Fr Hilary said the association believed children had a right to play as per the charter of the United Nations. He said that if such children were not being provided this opportunity, the association would not be fulfilling its duties.

The Youth FA president said the association’s main objective was always that of educating children through sports -something which is constantly stressed in meetings with nurseries. He said that the inclusion of such children would also help in the education of children attending nurseries.

Fr Hilary said that regulations required certain documents from children to be able to register with a nursery. Now that this problem has been solved, the association was opening its doors to all children. Before children could only train with a nursery and was not able to play in leagues and festivals.

He augured that after obtaining this special permission for children of irregular immigrants, nurseries would try to obtain the necessary documents in order for these players to be able to register properly once they are over the age of sixteen.

Fr Hilary suggested that in a small country like Malta, we should not miss the opportunity of finding promising talents among these children.

He concluded by saying that this was the association’s social responsibility as this could help the society change its mentality with regards to illegal immigrants. The Youth FA was always at the forefront in issues of social responsibility and twelve years ago, had issued a document on child abuse aimed at educating coaches and nursery administrators.

Parliamentary Secretary forYouth and Sport Clyde Puli praised this initiative and said this was social responsability in practice. He said children had the right to play and the right for education and the basic human rights state that there should be no kind of discrimination.

Puli said this initiative promotes social integration and respect. First and foremost, we should give these rights to all while respecting the integrity of each person. Referring to the possibile identification of talents, the Parliamentary Secretary said that a challenge was being converted into an opportunity.

Opposition Spokesperson for Sport and Local NGOs Chris Agius also praised the MFA and Youth FA for putting social responsibility in practice. He said that associations could continue working on this matter so that eventually such permission could be granted to players over the age of sixteen.

Agius said that football unites people and this initiative could help society integrate more irregular immigrants.

The Chairperson of the Refugee Service at the Emigrants Commission Carmelo Mifsud thanked the Youth FA for this initiative. He said the arrival of illegal immigrants brought new realities and their children could not play with local nurseries.

Mifsud said that the commission made a request to the Youth FA and the latter accepted this request. He said that thanks to football, the society could accept more these immigrants.

He revealed that out of around 1,400 immigrants which arrived in Malta in 2012, there were 127 boys and 28 girls aged 16 to 18 and 57 boys and 16 girls under the age of sixteen.

MFA Chief Executive Officer Bjorn Vassallo said with this initiative, the Youth FA was giving a clear message. He said that it was of great satisfaction for him personally and for the MFA to achieve this, saying that although it was not easy, this was a good step forward.

Vassallo said football attracts millions of people around the world and gives a sense of unity. He said that intergration of culture was something positive which all have to adapt to.

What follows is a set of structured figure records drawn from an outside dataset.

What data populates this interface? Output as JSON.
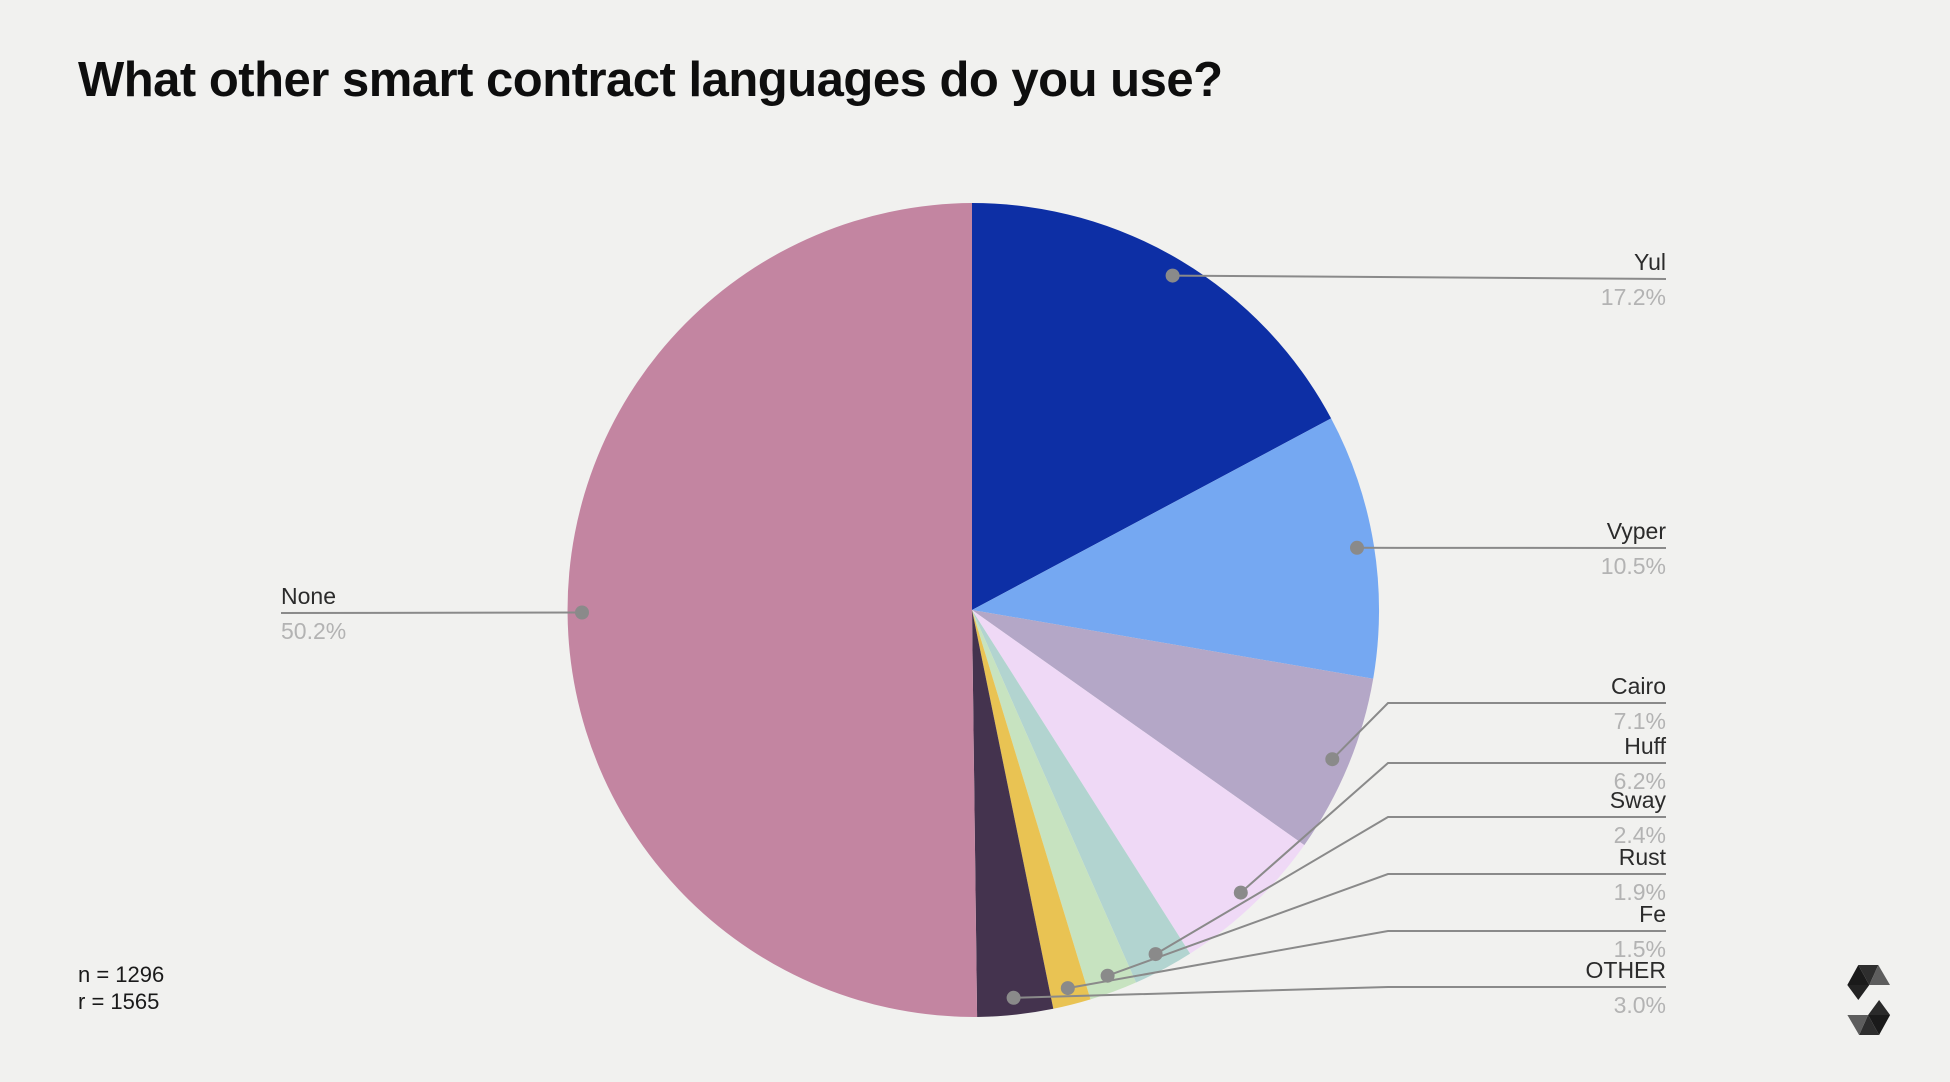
{
  "page": {
    "background_color": "#f1f1ef",
    "title": "What other smart contract languages do you use?",
    "footnote": {
      "line1": "n = 1296",
      "line2": "r = 1565"
    },
    "logo_icon": "solidity-logo"
  },
  "chart_data": {
    "type": "pie",
    "title": "What other smart contract languages do you use?",
    "unit": "percent",
    "start_angle": "12-o'clock, clockwise",
    "legend_position": "callout labels with leader lines (right column + left single)",
    "slices": [
      {
        "label": "Yul",
        "value": 17.2,
        "display": "17.2%",
        "color": "#0d2fa5",
        "callout_side": "right"
      },
      {
        "label": "Vyper",
        "value": 10.5,
        "display": "10.5%",
        "color": "#75a8f2",
        "callout_side": "right"
      },
      {
        "label": "Cairo",
        "value": 7.1,
        "display": "7.1%",
        "color": "#b4a7c7",
        "callout_side": "right"
      },
      {
        "label": "Huff",
        "value": 6.2,
        "display": "6.2%",
        "color": "#efd9f6",
        "callout_side": "right"
      },
      {
        "label": "Sway",
        "value": 2.4,
        "display": "2.4%",
        "color": "#b2d4d0",
        "callout_side": "right"
      },
      {
        "label": "Rust",
        "value": 1.9,
        "display": "1.9%",
        "color": "#c7e3c0",
        "callout_side": "right"
      },
      {
        "label": "Fe",
        "value": 1.5,
        "display": "1.5%",
        "color": "#e9c353",
        "callout_side": "right"
      },
      {
        "label": "OTHER",
        "value": 3.0,
        "display": "3.0%",
        "color": "#44334e",
        "callout_side": "right"
      },
      {
        "label": "None",
        "value": 50.2,
        "display": "50.2%",
        "color": "#c385a1",
        "callout_side": "left"
      }
    ],
    "annotations": {
      "sample_n": "n = 1296",
      "responses_r": "r = 1565"
    },
    "label_text_color": "#2b2b2b",
    "pct_text_color": "#b3b3b3",
    "leader_line_color": "#8a8a8a"
  }
}
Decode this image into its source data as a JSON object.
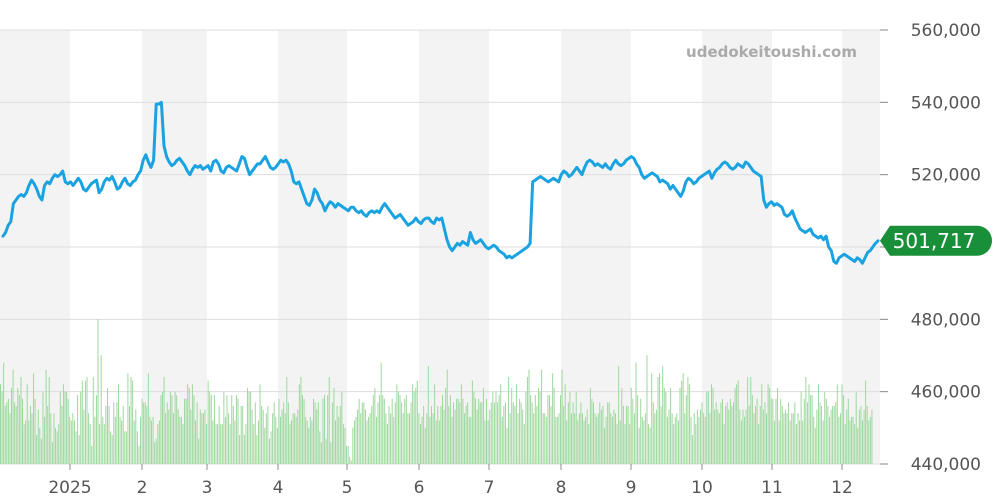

A moral and ethical challenge for which one had to obtain a consensus on.

The MFA CEO said that the association, the Youth FA and the authorities are committed to keep working in this direction so that society continues to benefit from such initiatives. He said that over the past months, the association in collaboration with the Sports Promotion Unit and the Youth FA, a number of projects were launched to the benefit of all children, including those with special needs.